In ‘Daniel,’ Boulud lays down a French culinary manifesto

Is there anyone who has done more for French cooking in the United States than Daniel Boulud? If you have any doubts, you need only pick up his new cookbook, “Daniel: My French Cuisine.” If it was any more French, it would come with a Chevalier soundtrack.

This is one seriously gorgeous book, and it has the air about it of a magnum opus. You get the feeling this is the summation of everything Boulud has been working toward since he moved to the United States in 1982.

It’s his eighth book, but while previously he has mostly aimed at home cooks (the “Café Boulud Cookbook” is a particular favorite), “Daniel” is a full-fledged chef book, a kind of document of where his cooking stands at this stylistically advanced stage of his career.

The dishes are largely presented on white plates against plain backgrounds so that the food pops out, almost seeming to be in 3D. That’s as it should be. Boulud’s cooking manages the trick of being astonishingly technical, but only until you look at it closely.


The “venison and daikon radish mosaic” is pretty to look at. And then you start to notice the components. Venison loin, daikon radish and foie gras, each cooked separately, then cut in long, perfectly equal 1/4-inch batons, arranged in alternating strips in a mold and bound with a gelée of venison consomme before being pressed, chilled and sliced. And that’s without even mentioning the almost incidental-seeming garnishes of compressed plums, prune coins and daikon tubes.

It’s old-fashioned in the very best sort of way. And it’s the antithesis of modernist plating, which tends to mimic nature in an abstract, almost haphazard manner. Boulud’s dishes are instantly recognizable as French, as Gallic as a Louis XIV side table.

What’s odd about the book, though, is that while it is technically masterful, it is also warm and human. Each recipe is introduced by a comment from Boulud that sets the dish in an emotional context -- a memory, a tribute to a friend -- without ever being overwrought or maudlin.
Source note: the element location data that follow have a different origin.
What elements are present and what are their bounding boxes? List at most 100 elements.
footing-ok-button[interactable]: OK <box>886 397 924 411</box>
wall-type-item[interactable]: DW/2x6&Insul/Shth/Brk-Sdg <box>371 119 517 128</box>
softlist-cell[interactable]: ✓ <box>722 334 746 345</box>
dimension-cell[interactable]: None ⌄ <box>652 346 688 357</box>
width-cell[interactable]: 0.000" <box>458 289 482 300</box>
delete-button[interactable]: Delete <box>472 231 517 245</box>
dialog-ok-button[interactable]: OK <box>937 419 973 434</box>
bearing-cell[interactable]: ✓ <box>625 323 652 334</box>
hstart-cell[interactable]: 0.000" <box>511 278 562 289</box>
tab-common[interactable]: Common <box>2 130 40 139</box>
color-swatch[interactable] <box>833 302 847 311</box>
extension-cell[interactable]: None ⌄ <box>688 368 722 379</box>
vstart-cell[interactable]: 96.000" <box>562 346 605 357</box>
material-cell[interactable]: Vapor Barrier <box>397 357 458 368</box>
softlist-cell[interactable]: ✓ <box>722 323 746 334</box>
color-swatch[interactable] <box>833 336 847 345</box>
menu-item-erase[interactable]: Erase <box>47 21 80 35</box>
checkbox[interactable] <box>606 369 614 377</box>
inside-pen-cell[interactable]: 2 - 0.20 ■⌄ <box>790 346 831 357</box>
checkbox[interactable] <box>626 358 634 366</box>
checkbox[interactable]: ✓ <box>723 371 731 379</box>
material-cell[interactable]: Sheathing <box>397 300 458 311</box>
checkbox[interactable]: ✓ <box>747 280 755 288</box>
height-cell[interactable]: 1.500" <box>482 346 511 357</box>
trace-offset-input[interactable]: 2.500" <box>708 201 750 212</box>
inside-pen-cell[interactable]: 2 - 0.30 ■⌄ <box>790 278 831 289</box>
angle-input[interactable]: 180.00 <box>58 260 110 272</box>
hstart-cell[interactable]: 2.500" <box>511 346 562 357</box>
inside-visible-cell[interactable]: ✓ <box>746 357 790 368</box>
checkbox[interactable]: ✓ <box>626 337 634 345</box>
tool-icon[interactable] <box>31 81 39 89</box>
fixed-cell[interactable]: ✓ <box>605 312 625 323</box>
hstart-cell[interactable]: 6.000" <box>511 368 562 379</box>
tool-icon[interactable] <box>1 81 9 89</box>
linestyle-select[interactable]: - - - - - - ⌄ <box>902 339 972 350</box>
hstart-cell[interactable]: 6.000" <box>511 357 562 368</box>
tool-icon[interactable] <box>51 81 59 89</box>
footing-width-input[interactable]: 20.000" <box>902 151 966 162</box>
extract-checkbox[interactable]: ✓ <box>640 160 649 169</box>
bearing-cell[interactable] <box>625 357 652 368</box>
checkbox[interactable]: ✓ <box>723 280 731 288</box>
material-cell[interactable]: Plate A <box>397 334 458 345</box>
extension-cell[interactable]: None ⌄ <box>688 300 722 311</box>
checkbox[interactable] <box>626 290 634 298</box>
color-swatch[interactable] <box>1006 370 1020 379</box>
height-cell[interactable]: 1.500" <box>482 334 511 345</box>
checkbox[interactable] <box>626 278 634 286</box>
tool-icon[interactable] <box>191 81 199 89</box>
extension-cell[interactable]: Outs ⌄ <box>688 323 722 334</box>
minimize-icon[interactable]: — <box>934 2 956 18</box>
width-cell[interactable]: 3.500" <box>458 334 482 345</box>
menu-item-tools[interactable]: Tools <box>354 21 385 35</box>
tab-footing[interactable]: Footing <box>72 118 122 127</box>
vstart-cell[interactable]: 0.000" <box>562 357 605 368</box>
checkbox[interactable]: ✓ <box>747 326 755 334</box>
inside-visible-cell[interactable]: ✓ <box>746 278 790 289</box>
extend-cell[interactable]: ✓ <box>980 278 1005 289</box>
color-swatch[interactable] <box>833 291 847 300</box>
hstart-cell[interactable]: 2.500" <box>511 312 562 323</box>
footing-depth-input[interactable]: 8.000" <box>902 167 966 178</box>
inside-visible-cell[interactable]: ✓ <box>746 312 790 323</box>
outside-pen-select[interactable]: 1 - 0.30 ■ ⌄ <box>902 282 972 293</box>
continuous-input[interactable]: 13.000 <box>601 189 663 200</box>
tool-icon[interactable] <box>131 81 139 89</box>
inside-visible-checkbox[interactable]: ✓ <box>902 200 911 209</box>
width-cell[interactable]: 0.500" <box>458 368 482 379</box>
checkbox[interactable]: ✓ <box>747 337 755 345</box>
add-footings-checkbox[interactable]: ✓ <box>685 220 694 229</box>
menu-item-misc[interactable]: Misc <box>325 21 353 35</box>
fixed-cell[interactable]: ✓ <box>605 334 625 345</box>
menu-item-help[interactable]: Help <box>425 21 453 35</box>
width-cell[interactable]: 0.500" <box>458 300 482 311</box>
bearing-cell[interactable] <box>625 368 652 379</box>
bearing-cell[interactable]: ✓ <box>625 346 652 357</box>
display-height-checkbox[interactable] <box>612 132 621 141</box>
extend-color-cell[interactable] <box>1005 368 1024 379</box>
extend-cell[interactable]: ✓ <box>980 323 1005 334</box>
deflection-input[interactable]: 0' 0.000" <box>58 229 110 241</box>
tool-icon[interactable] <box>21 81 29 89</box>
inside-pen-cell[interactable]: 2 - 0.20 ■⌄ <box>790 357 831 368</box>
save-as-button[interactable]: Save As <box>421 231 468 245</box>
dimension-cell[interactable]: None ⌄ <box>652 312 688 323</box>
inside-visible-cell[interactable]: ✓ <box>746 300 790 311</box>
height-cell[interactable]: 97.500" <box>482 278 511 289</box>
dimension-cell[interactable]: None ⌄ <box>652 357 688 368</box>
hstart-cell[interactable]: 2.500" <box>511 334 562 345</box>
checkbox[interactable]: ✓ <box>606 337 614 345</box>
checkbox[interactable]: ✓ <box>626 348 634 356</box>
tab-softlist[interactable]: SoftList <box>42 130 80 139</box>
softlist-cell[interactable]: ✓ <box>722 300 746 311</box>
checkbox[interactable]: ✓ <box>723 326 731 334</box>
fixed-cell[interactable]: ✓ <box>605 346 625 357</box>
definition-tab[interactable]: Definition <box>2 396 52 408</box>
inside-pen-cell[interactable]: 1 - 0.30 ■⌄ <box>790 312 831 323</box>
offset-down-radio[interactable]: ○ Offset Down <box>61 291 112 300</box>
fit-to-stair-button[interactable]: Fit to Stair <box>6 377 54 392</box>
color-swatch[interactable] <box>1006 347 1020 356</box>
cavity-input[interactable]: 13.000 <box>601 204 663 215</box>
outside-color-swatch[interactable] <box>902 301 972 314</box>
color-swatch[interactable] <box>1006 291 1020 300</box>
In addition to the main body of the book, there is also a fascinating series of essays by New Yorker writer Bill (“Heat”) Buford detailing the making of several classic French dishes -- really old school stuff, including turbot souffle and coulibiac, the kinds of dishes you see only in old editions of “Larousse Gastronomique.”

And, almost as if Boulud couldn’t publish a cookbook without including at least something you could make at home, there’s a short section of the sorts of dishes he says he cooks for friends on Sundays -- pork rack, tarte flambée and grand aioli.